Hahaha. Awesome boat..
Gotta love the twin 15 inchers on the helm.


----------



## donaken (Nov 25, 2010)

Matt...does that pic reflect a forward, mid and aft tank setup? Just curious looking at the fuel load, assume it drains centrif from for and mid to main...lol guess half the fun is getting to know her and what she likes


----------



## TxRedman (Oct 22, 2013)

Looks like a perfect match. Congrats!

I got my first blue water taste a few weeks ago and now I got the bug.
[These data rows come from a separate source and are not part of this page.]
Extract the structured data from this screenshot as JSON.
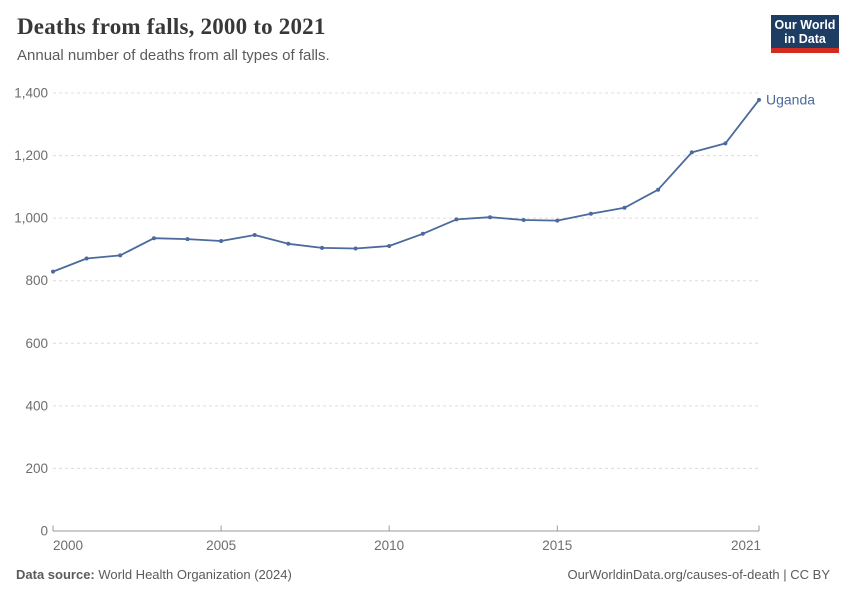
{
  "header": {
    "title": "Deaths from falls, 2000 to 2021",
    "subtitle": "Annual number of deaths from all types of falls.",
    "logo": {
      "line1": "Our World",
      "line2": "in Data",
      "bg_color": "#1d3d63",
      "accent_color": "#d42b21"
    }
  },
  "chart_data": {
    "type": "line",
    "title": "Deaths from falls, 2000 to 2021",
    "subtitle": "Annual number of deaths from all types of falls.",
    "x": [
      2000,
      2001,
      2002,
      2003,
      2004,
      2005,
      2006,
      2007,
      2008,
      2009,
      2010,
      2011,
      2012,
      2013,
      2014,
      2015,
      2016,
      2017,
      2018,
      2019,
      2020,
      2021
    ],
    "series": [
      {
        "name": "Uganda",
        "color": "#4c6a9c",
        "values": [
          829,
          871,
          881,
          936,
          933,
          927,
          946,
          918,
          905,
          903,
          911,
          950,
          996,
          1003,
          994,
          992,
          1014,
          1033,
          1091,
          1210,
          1239,
          1378
        ]
      }
    ],
    "xlim": [
      2000,
      2021
    ],
    "ylim": [
      0,
      1400
    ],
    "x_ticks": [
      2000,
      2005,
      2010,
      2015,
      2021
    ],
    "x_tick_labels": [
      "2000",
      "2005",
      "2010",
      "2015",
      "2021"
    ],
    "y_ticks": [
      0,
      200,
      400,
      600,
      800,
      1000,
      1200,
      1400
    ],
    "y_tick_labels": [
      "0",
      "200",
      "400",
      "600",
      "800",
      "1,000",
      "1,200",
      "1,400"
    ],
    "grid": "horizontal-dashed",
    "legend_position": "line-end-label",
    "grid_color": "#dcdcdc",
    "axis_color": "#9a9a9a",
    "tick_label_color": "#6e6e6e"
  },
  "footer": {
    "source_label": "Data source:",
    "source_text": " World Health Organization (2024)",
    "credit": "OurWorldinData.org/causes-of-death | CC BY"
  }
}
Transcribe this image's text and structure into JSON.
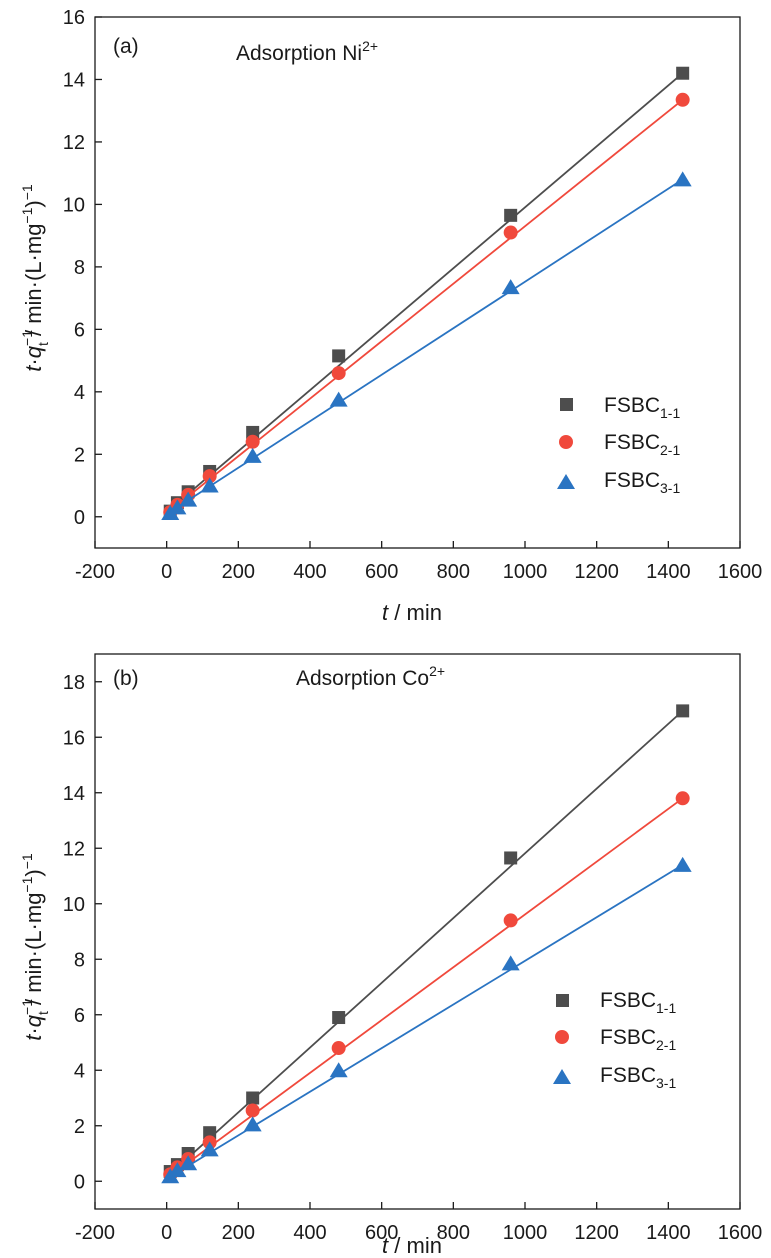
{
  "colors": {
    "FSBC1-1": "#4d4d4d",
    "FSBC2-1": "#f0493c",
    "FSBC3-1": "#2a74c2"
  },
  "chart_data": [
    {
      "type": "scatter",
      "panel_label": "(a)",
      "title": {
        "text": "Adsorption Ni",
        "sup": "2+"
      },
      "xlabel": {
        "italic": "t",
        "rest": " / min"
      },
      "ylabel": {
        "italic_t": "t",
        "dot": "·",
        "italic_q": "q",
        "sup1": "−1",
        "sub": "t",
        "rest": " / min·(L·mg",
        "sup2": "−1",
        "close": ")",
        "sup3": "−1"
      },
      "xlim": [
        -200,
        1600
      ],
      "ylim": [
        -1,
        16
      ],
      "xticks": [
        -200,
        0,
        200,
        400,
        600,
        800,
        1000,
        1200,
        1400,
        1600
      ],
      "yticks": [
        0,
        2,
        4,
        6,
        8,
        10,
        12,
        14,
        16
      ],
      "grid": false,
      "legend_position": "right",
      "x": [
        10,
        30,
        60,
        120,
        240,
        480,
        960,
        1440
      ],
      "series": [
        {
          "name": "FSBC",
          "sub": "1-1",
          "marker": "square",
          "color_key": "FSBC1-1",
          "values": [
            0.18,
            0.45,
            0.8,
            1.45,
            2.7,
            5.15,
            9.65,
            14.2
          ],
          "fit": {
            "x": [
              0,
              1440
            ],
            "y": [
              0.15,
              14.2
            ]
          }
        },
        {
          "name": "FSBC",
          "sub": "2-1",
          "marker": "circle",
          "color_key": "FSBC2-1",
          "values": [
            0.15,
            0.38,
            0.7,
            1.3,
            2.4,
            4.6,
            9.1,
            13.35
          ],
          "fit": {
            "x": [
              0,
              1440
            ],
            "y": [
              0.1,
              13.35
            ]
          }
        },
        {
          "name": "FSBC",
          "sub": "3-1",
          "marker": "triangle",
          "color_key": "FSBC3-1",
          "values": [
            0.12,
            0.3,
            0.55,
            1.0,
            1.95,
            3.75,
            7.35,
            10.8
          ],
          "fit": {
            "x": [
              0,
              1440
            ],
            "y": [
              0.08,
              10.8
            ]
          }
        }
      ]
    },
    {
      "type": "scatter",
      "panel_label": "(b)",
      "title": {
        "text": "Adsorption Co",
        "sup": "2+"
      },
      "xlabel": {
        "italic": "t",
        "rest": " / min"
      },
      "ylabel": {
        "italic_t": "t",
        "dot": "·",
        "italic_q": "q",
        "sup1": "−1",
        "sub": "t",
        "rest": " / min·(L·mg",
        "sup2": "−1",
        "close": ")",
        "sup3": "−1"
      },
      "xlim": [
        -200,
        1600
      ],
      "ylim": [
        -1,
        19
      ],
      "xticks": [
        -200,
        0,
        200,
        400,
        600,
        800,
        1000,
        1200,
        1400,
        1600
      ],
      "yticks": [
        0,
        2,
        4,
        6,
        8,
        10,
        12,
        14,
        16,
        18
      ],
      "grid": false,
      "legend_position": "right",
      "x": [
        10,
        30,
        60,
        120,
        240,
        480,
        960,
        1440
      ],
      "series": [
        {
          "name": "FSBC",
          "sub": "1-1",
          "marker": "square",
          "color_key": "FSBC1-1",
          "values": [
            0.35,
            0.6,
            1.0,
            1.75,
            3.0,
            5.9,
            11.65,
            16.95
          ],
          "fit": {
            "x": [
              0,
              1440
            ],
            "y": [
              0.15,
              16.95
            ]
          }
        },
        {
          "name": "FSBC",
          "sub": "2-1",
          "marker": "circle",
          "color_key": "FSBC2-1",
          "values": [
            0.25,
            0.5,
            0.8,
            1.4,
            2.55,
            4.8,
            9.4,
            13.8
          ],
          "fit": {
            "x": [
              0,
              1440
            ],
            "y": [
              0.1,
              13.8
            ]
          }
        },
        {
          "name": "FSBC",
          "sub": "3-1",
          "marker": "triangle",
          "color_key": "FSBC3-1",
          "values": [
            0.18,
            0.4,
            0.65,
            1.15,
            2.05,
            4.0,
            7.85,
            11.4
          ],
          "fit": {
            "x": [
              0,
              1440
            ],
            "y": [
              0.08,
              11.4
            ]
          }
        }
      ]
    }
  ]
}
I'm a noob on the blue water but avid inshore, if you're ever looking for crew I have cash, I'm my boss and my wife hopes I'll get lost at sea so she can collect on the insurance  I'm kidding.. At least I think I'm kidding..


----------



## mako (Nov 10, 2004)

donaken said:


> Matt...does that pic reflect a forward, mid and aft tank setup? Just curious looking at the fuel load, assume it drains centrif from for and mid to main...lol guess half the fun is getting to know her and what she likes


 Contender typically builds a center tank with large saddles with individual valve, but I don't have any experience with the 35st so I may be corrected.


----------



## Friendswoodmatt (Feb 22, 2005)

mako is right I believe


----------



## Skuff Daddy (Aug 22, 2009)

Sweet Ride Bro!!!
I can't wait got a few more years gotta get the kiddos out of college and then I can start shopping.


----------



## sea sick (Feb 9, 2006)

Looks great. Love the head ache rack and all the rod holders.
If you call contender with your hull # they will give you exact specs on all your tanks including fresh water.


----------



## jgale (Mar 4, 2011)

Looks like a helluva ride! Congrats on the new sled!


----------



## Mad Hatter (Apr 7, 2015)

Awesome boat!


----------



## Anthony C (Jun 20, 2008)

Heck of a fishing rig and set up great! Congrats!!!


----------



## Friendswoodmatt (Feb 22, 2005)

Thanks guys survey tommorow keeping fingers crossed she is as repd

Sent from my XT1080 using Tapatalk


----------



## SeaJay33 (Dec 6, 2010)

Matt, that's awesome! Hope all goes well with the survey. 

Let us know if you are doing a family trip next snapper season and I'll dust off our offshore gear.


----------



## Friendswoodmatt (Feb 22, 2005)

We will

Sent from my XT1080 using Tapatalk


----------



## Friendswoodmatt (Feb 22, 2005)

I am not buying the boat -- its was not represented correctly-- not even close-- and as such I backed away from the table
the search continues


----------



## saltaholic (Feb 19, 2005)

What happened?


.


----------



## BadBob (Dec 16, 2010)

uh oh


----------



## Friendswoodmatt (Feb 22, 2005)

Not going to post in public forum. Boat was not as repd

Sent from my XT1080 using Tapatalk


----------



## saltaholic (Feb 19, 2005)

Understood 

Sucks but you will find one 


.


----------



## rringstaff (Jul 25, 2014)

Friendswoodmatt said:


> I am not buying the boat -- its was not represented correctly-- not even close-- and as such I backed away from the table
> the search continues


that sucks.

Sorry to hear but if there is a good side, it's that you found out before you wrote the check.

Good luck in your search


----------



## freedbaby (Oct 22, 2009)

WOW...I got all excited reading the thread and then got here. Sorry to hear that Matt.


----------



## Friendswoodmatt (Feb 22, 2005)

you and me both-- but i have another couple i am getting close on-- wont be long now i think


----------